Douleurs neurogènes: un jeu d'ombrages superposés

Les discussions autour de la classification des différentes douleurs offerte plus avant ont permis d'exposer différents mécanismes pathophysiologiques par lesquels la douleur peut se manifester. Tous sont associés à une agression sur le réseau nociceptif.
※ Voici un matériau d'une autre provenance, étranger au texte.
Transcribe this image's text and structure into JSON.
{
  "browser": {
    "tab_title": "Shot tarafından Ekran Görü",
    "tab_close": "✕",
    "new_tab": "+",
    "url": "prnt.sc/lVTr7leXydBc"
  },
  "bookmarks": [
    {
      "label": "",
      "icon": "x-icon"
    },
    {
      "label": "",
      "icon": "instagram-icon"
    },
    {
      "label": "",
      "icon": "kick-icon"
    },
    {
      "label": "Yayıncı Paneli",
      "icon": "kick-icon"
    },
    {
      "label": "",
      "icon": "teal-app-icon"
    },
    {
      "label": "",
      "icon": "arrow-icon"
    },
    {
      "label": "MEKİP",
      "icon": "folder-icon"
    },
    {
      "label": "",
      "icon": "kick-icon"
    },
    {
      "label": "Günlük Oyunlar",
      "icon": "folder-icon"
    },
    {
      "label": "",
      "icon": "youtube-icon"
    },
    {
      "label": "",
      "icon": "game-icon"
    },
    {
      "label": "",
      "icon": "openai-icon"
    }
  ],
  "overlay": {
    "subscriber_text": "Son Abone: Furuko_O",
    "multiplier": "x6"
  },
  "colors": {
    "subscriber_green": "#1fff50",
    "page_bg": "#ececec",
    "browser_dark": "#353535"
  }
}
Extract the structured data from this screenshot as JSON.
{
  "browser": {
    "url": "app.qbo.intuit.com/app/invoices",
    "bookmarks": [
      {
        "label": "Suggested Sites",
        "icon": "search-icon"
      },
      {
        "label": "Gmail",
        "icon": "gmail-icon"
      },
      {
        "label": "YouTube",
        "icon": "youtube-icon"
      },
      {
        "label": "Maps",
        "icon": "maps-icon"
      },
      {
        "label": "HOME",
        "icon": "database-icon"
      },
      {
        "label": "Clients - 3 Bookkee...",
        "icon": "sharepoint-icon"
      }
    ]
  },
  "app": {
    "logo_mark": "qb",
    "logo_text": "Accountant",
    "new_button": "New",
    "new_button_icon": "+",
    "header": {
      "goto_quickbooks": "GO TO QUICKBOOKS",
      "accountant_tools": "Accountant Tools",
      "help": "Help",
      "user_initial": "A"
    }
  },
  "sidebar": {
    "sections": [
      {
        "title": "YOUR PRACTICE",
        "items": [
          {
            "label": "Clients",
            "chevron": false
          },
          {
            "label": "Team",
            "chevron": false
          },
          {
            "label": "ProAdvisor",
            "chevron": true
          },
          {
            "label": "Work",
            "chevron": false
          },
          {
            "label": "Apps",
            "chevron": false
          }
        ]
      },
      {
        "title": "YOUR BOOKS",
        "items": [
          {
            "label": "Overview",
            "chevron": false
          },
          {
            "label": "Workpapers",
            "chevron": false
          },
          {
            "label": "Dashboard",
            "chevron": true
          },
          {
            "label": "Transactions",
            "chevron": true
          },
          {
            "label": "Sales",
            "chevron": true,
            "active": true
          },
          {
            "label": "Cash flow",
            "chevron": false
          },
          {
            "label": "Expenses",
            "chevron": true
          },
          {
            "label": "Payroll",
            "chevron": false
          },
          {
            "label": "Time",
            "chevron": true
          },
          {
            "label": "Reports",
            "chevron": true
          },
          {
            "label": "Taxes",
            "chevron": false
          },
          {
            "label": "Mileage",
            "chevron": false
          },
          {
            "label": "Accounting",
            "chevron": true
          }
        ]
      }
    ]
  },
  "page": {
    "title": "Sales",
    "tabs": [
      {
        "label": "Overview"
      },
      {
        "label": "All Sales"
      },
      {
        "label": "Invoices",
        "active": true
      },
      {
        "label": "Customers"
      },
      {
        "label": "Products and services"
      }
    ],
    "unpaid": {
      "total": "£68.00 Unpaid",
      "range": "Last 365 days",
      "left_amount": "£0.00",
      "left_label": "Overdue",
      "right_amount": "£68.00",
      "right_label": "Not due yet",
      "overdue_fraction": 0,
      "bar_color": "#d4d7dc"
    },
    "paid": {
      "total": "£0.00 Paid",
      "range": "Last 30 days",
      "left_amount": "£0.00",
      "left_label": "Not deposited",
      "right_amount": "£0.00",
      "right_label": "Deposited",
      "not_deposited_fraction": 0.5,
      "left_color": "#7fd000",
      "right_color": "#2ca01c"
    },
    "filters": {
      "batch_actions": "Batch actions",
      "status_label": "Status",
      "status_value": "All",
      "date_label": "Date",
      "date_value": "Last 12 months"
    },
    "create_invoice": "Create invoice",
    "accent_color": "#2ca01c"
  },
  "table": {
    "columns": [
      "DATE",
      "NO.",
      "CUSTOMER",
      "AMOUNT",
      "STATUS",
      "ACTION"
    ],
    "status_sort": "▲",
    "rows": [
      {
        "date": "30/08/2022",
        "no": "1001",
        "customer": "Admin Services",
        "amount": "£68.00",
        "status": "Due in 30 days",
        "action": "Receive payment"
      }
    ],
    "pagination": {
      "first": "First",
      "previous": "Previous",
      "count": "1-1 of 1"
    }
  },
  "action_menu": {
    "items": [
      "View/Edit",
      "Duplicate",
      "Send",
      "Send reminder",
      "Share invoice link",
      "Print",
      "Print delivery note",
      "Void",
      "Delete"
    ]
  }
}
Ainsi, certains processus reposent sur une activation de nocicepteurs par des substances algogènes (Voir: LE CARACTERE "AGRESSANT" DES DIFFERENTS STIMULI "DOULOUREUX" ET LA PRODUCTION DE SUBSTANCES INFLAMMATOIRES / L'ACTIVATION "PRIMAIRE" / L'ACTIVATION "PRIMAIRE": ACTIVATION ET SENSIBILISATION DES NOCICEPTEURS / L'ACTIVATION "SECONDAIRE") alors que d'autres processus découlent d'une portion ou de l'ensemble de la séquence compression-infiltration-sectionnement (Voir: DOULEUR NEUROGENE ET MASSE TUMORALE: LA SEQUENCE COMPRESSION - INFILTRATION - SECTIONNEMENT) ou encore d'un autre contexte que le présence de cellules tumorales au pourtour du tissu nerveux.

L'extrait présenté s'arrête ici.